For starters, the start date wasn’t October 7 2023, but much earlier. However, even on that date, it wasn’t started by Palestinians as a generic denomination, but specifically by a terrorist group called Hamas. There is a difference between Palestinians and Hamas, and it is not interchangeable.

The Israeli retaliation that followed with over 36,000 dead and counting, wasn’t on Hamas. it was on Palestinians, collectively. It is estimated over half of the Palestinian dead are children. Seemingly the Palestinians are paying the price for the Holocaust and the need for a Jewish State when they had absolutely no role to play in that.

But for the Palestinians (like the Iranians) the start date of wounded history could be much much earlier than October 7. It includes dates and events like the 1937 Jerusalem Massacre, 1947 Al-Khisas Massacre, 1948 Yazur Massacre, 1948 Ramla Massacre, 1956 Qibya Massacre, 1956 Kafr Qasim Massacre… the list can go endlessly.

While it tantamount to whataboutery, it is important to remember that while nothing justifies the October 7 violence by Hamas terrorists, nothing justifies bloodlust unleashed by Israeli forces.

History is wounded, complex, and inconclusive. To reduce it to simplistic binaries or linear logic is fraught with dangerous risks of manipulations, and to cherry-pick from History, even worse.

History has to be read, understood, and not allowed to consume passions as it can unleash terrible consequences. While respect to faith is a must – there ought to be a fine difference and treatment between mythology, and recorded history.

Sometimes History must also be allowed to rest in order to enable ‘moving on’, else the bitter past becomes more important than the future. Only a well-read and wise individual can make peace with history – and the formula is often reconciliation, respect, and compromise.

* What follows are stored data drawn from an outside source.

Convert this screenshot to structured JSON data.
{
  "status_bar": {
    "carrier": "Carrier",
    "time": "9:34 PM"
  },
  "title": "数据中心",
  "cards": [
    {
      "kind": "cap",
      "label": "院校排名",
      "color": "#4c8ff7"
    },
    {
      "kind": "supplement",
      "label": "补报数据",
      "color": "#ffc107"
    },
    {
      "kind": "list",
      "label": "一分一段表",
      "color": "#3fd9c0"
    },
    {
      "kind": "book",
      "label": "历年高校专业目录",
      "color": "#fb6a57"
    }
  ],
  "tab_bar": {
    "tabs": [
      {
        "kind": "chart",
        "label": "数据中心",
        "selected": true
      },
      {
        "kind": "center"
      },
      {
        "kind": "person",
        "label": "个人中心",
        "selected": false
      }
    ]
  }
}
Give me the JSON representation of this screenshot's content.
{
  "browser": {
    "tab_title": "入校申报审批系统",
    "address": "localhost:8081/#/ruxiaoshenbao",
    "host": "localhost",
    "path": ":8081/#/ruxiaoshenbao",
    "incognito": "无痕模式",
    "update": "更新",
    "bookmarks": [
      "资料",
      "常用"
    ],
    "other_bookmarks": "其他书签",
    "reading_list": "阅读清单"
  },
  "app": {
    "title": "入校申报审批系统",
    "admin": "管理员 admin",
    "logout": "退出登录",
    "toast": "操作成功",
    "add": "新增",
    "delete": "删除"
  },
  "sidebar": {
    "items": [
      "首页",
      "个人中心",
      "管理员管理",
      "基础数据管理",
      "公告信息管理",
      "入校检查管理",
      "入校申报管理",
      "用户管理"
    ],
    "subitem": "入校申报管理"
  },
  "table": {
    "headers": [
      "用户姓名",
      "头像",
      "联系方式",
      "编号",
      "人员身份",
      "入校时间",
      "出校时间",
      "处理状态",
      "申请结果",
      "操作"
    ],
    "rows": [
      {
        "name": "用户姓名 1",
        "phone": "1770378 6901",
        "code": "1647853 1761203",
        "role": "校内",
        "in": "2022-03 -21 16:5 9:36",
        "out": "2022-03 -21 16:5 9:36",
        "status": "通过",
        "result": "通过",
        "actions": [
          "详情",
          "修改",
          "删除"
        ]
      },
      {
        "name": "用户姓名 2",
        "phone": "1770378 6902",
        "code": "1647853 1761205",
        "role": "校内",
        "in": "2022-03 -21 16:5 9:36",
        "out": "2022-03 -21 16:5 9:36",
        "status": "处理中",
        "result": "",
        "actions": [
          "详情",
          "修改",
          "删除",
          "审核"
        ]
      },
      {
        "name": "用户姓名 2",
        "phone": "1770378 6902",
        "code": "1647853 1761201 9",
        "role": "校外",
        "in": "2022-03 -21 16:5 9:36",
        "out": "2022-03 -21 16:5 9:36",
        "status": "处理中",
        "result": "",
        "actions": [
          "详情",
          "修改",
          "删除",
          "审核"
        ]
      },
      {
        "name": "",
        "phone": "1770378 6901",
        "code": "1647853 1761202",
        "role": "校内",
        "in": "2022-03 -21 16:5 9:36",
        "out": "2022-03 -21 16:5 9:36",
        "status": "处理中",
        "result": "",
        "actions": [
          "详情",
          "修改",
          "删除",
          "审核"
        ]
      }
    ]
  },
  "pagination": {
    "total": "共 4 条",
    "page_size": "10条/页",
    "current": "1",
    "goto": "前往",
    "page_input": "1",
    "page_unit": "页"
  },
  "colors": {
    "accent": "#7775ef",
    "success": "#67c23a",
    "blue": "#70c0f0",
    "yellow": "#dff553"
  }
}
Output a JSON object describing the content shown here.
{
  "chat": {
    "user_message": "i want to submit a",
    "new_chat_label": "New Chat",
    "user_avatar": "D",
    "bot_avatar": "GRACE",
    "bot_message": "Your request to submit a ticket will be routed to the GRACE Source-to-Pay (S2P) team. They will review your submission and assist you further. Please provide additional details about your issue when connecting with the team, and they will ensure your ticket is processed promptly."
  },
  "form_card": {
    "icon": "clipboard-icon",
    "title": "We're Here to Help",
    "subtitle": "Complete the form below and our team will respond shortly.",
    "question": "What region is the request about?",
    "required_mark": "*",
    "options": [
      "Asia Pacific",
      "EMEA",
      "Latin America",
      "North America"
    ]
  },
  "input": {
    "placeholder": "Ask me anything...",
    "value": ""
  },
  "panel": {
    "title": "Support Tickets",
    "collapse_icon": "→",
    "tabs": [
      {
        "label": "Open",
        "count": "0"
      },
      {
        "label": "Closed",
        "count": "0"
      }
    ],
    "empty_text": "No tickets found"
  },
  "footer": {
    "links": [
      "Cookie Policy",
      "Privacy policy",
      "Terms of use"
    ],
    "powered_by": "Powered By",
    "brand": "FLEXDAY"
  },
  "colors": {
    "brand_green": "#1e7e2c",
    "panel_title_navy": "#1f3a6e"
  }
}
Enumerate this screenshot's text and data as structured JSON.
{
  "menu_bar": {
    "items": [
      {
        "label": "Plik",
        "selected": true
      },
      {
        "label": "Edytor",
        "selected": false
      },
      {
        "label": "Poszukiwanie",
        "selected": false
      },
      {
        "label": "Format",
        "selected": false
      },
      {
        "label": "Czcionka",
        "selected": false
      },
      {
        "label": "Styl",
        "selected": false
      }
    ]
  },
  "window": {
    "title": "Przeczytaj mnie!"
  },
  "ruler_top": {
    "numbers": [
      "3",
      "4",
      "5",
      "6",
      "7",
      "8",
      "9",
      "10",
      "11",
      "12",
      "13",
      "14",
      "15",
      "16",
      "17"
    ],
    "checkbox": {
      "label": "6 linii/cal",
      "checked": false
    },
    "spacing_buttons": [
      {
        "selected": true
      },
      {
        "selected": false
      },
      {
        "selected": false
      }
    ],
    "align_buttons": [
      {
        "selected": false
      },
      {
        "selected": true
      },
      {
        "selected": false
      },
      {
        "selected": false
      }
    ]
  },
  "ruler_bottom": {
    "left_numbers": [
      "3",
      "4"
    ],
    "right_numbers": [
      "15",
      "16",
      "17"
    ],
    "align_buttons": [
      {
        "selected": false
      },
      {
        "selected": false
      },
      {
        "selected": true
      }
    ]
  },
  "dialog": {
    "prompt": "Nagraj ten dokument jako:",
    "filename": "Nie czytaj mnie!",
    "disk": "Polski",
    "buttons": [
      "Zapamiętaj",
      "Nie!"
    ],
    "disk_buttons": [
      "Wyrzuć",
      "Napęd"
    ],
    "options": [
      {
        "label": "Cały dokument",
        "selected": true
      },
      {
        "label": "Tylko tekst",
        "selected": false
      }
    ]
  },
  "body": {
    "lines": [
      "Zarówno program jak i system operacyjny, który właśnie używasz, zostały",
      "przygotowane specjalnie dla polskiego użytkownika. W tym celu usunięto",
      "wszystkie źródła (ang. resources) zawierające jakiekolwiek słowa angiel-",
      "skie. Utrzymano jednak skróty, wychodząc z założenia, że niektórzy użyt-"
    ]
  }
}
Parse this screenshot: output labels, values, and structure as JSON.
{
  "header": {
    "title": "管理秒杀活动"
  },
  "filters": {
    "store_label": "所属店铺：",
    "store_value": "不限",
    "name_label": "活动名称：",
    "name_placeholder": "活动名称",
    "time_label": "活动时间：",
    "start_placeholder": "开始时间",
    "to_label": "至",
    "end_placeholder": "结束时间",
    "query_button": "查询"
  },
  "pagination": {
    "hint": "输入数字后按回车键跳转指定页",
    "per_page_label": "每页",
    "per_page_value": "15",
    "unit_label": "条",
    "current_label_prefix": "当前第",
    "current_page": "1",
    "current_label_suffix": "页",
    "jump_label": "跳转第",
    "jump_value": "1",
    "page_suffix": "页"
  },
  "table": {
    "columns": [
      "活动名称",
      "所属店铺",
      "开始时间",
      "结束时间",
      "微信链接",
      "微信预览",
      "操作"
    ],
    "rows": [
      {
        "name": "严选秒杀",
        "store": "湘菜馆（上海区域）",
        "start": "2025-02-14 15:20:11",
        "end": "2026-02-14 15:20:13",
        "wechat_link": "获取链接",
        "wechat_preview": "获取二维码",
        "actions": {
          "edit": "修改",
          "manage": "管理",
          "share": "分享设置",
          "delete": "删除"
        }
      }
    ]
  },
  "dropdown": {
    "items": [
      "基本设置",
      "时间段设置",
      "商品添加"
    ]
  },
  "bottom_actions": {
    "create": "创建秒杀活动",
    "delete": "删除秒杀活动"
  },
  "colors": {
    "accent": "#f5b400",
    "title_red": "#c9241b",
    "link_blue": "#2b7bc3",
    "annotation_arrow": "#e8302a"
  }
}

A ‘two-state’ formula with Palestine and Israel (an idea dismissed and diminished by the likes of Benjamin Netanyahu and Hamas, jointly) can make way for peace. The way forward must be to delegitimise and remove both, Benjamin Netanyahu, and the Hamas, from the picture – their narrative regrettably feeds into each other and has caused the current morass.

Neither can ‘finish’ each other, and nor should they try to do so. Only a ‘two-state’ solution, as once agreed by better people from both sides, can break the tragic deadlock.

Lt. Gen. Bhopinder Singh is the former Lieutenant Governor of The Andaman and Nicobar Islands and Pondicherry and an Indian Army officer who was awarded the PVSM. Views are the writer’s own.